Without exception, an app’s marketing will dictate the extent of its success.
Naturally, there exists more than just one angle of approach to marketing; for whichever plan you devise, remember to avoid these common mistakes:
1. Inadequate focus on your app’s USP
Your chief objective while marketing should be to prevent your app from blending in with the rest on the app store. This is why successful marketing is contingent on the promotion of a product’s unique attribute – that is, its Unique Selling Proposition. If you feel as though you’ve lost a grasp on what makes your app unique, stop and ask yourself:
- How can users benefit from using my app?
- How does my app compare to and contrast with my competition?
- If I were browsing the app store today, which features would set my app apart from the rest?
The majority of your marketing efforts should be centered around how you will provide the answers to these above questions. If you plan on delegating all marketing responsibilities to a team, avoid the mistake of assuming that each individual is already on-board with the app’s selling point.
The success of an app depends on its popularity, which is largely contingent on how it’s being marketed: the marketing team’s collective understanding of your app’s selling point is as vital to your app’s success as the selling point itself.

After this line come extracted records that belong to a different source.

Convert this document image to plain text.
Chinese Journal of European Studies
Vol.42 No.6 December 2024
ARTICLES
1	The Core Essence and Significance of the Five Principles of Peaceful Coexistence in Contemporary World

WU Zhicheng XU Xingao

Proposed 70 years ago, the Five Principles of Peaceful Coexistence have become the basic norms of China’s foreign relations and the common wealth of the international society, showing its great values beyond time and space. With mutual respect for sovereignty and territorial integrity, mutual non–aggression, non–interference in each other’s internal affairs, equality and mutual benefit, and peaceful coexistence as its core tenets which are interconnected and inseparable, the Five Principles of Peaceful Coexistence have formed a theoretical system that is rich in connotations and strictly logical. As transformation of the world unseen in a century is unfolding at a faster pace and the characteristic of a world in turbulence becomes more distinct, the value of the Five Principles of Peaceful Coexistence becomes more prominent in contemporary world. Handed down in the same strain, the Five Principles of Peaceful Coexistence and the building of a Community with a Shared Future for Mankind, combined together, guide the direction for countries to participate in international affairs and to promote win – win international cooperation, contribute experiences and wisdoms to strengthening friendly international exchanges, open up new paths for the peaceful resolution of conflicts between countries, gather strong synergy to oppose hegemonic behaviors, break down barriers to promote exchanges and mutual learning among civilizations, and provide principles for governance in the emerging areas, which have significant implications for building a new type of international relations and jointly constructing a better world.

2. Unfamiliarity with the market’s evolving stratagem
The common denominator between the most successful apps today concerns App store Search Optimization. ASO refers to the technique of choosing and incorporating specific keywords into an app description/name to generate the most visits from App Store search queries.
The central ASO trend seems to be gravitating towards the incorporation of simplified phrasing and keywords within the app’s description and title. The image below contains the top apps from Google Play Store’s Health & Fitness app category. Each of their names briefly yet concisely reflects their function:
Notice how the two pedometer apps are simply named “Pedometer.”
Before you publish your app, ask yourself: which keywords would a typical user search with to find an app like mine?
3. Neglecting feedback
Neglecting feedback is one of the most irresponsible things an appreneur can do. While marketing, your goal should be to improve communication between you, the developer, and the user. How big of an impact on an app’s reviews does opening channels of communication have?
Note the contrasting levels of effort invested in bolstering user-developer communication between the app SoundCloud and Yik Yak:
- SoundCloud (version 2016.05.04-release)
- Yik Yak (version 3.4.0)
Unlike SoundCloud, notice how Yik Yak’s developers implemented a review and feedback feature directly into their UI. The results were on par with what we expected:
- SoundCloud 0.88% of users left a review (assuming 250 million installs)
- Yik Yak 2.48% of users left a review (assuming 2.5 million installs)
Although more users installed SoundCloud, approximately 3 times as many users left a review for Yik Yak (relative to each of the app’s installations).Fulfilling the demands of your current user base improves your application’s chances for success: your app is more likely to gain traction after it meets the interests of its user base. Better products equals better reviews, and having better reviews leaves an overall better impression on your app for potential users to see.
4. Launching apps with poor timing
Setting and promoting a release date is a great way to build anticipation; however, be sure to leave adequate time for beta testing before the app’s launch. If you release the app too soon, there’s a good chance that it’ll contain either unattractive glitches or experience-breaking errors – overlooked glitches and bugs will put a strain on any app’s reputation. Even if the errors are addressed and fixed, the disproportionate ratio of negative to positive reviews will likely bottleneck the potential of your app’s success, making it unattractive and that much more difficult to market.
Also, try not to overlap your app’s release date with that of another highly anticipated app or tech. There’s no risk in planning your app’s release for a later date; there is, however, a risk in endangering the success of your app by sharing its launch date with that of another anticipated product.
5. Creating false expectations
Market your app in a way that neither sails over nor falls short of its intended functionality. When marketing and developing, stay focused on your app’s selling point. Don’t try to impress yourself and others with unnecessary implementations that are irrelevant to your app’s chief function – aim to mitigate clutter. In other words, market what you develop, and develop what you market.